Dana, a bedoon fresh graduate also had her own share of struggles finding a suitable position and fair pay. “I recently graduated with a bachelor’s in English and literature from a private university in Kuwait. I also have a secretarial diploma as well, both with a high GPA. I also used to work while studying in order to empower my CV. In spite of that, I have not found a job yet that takes my qualifications into consideration. Most companies try to exploit me by making me work for long hours for a low salary,” she said.
According to Dana, when it comes to profit, some private companies disregard fairness and humanity. Being in an uncertain situation in Kuwait (neither Kuwaiti nor expat), Dana finds additional difficulties fitting in some job requirements. “When job vacancies are open at places related to the public sector, a lot of hindering factors come in the way. For example, not all bedoons are given equal opportunities. There are certain specifications such as only allowing bedoons whose mothers are Kuwaiti or of a certain nationality. Besides unstable hiring periods that are hard to follow up and other complicating factors,” she told Kuwait Times.
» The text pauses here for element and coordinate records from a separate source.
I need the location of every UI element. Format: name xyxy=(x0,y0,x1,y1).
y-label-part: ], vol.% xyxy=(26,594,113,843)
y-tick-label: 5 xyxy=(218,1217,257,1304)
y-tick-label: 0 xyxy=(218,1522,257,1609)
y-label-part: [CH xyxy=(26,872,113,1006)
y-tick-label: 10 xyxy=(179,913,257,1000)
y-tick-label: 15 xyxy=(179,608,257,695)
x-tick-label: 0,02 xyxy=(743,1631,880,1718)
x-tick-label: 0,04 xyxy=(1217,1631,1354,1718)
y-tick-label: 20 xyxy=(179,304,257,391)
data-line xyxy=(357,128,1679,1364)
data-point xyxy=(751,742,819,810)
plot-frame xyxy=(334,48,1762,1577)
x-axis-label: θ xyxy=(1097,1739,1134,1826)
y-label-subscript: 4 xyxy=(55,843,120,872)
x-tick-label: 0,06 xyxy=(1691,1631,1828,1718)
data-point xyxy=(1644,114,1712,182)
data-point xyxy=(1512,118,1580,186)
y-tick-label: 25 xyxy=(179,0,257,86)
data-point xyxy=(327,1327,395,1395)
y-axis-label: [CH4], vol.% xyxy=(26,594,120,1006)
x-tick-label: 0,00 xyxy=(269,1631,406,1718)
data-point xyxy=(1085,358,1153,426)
Ala’a, an expat fresh graduate, also shared her experience. “People already have preconceived opinions and ideas about certain races. This becomes apparent when you are looking to get hired. Experience also plays a vital role in getting hired at times. Most people will not hire you if you have no experience (despite being a fresh graduate), or they will take advantage of this fact to pay you lower wages.”
Prejudice, low pay and lack of experience are major issues that Ala’a faces as an expat. Moreover, she highlighted the issue of confiscating students’ driving licenses after graduating as another unpleasant experience. “Although I wanted to graduate as soon as possible, I used to procrastinate in order to keep my driving license,” she said.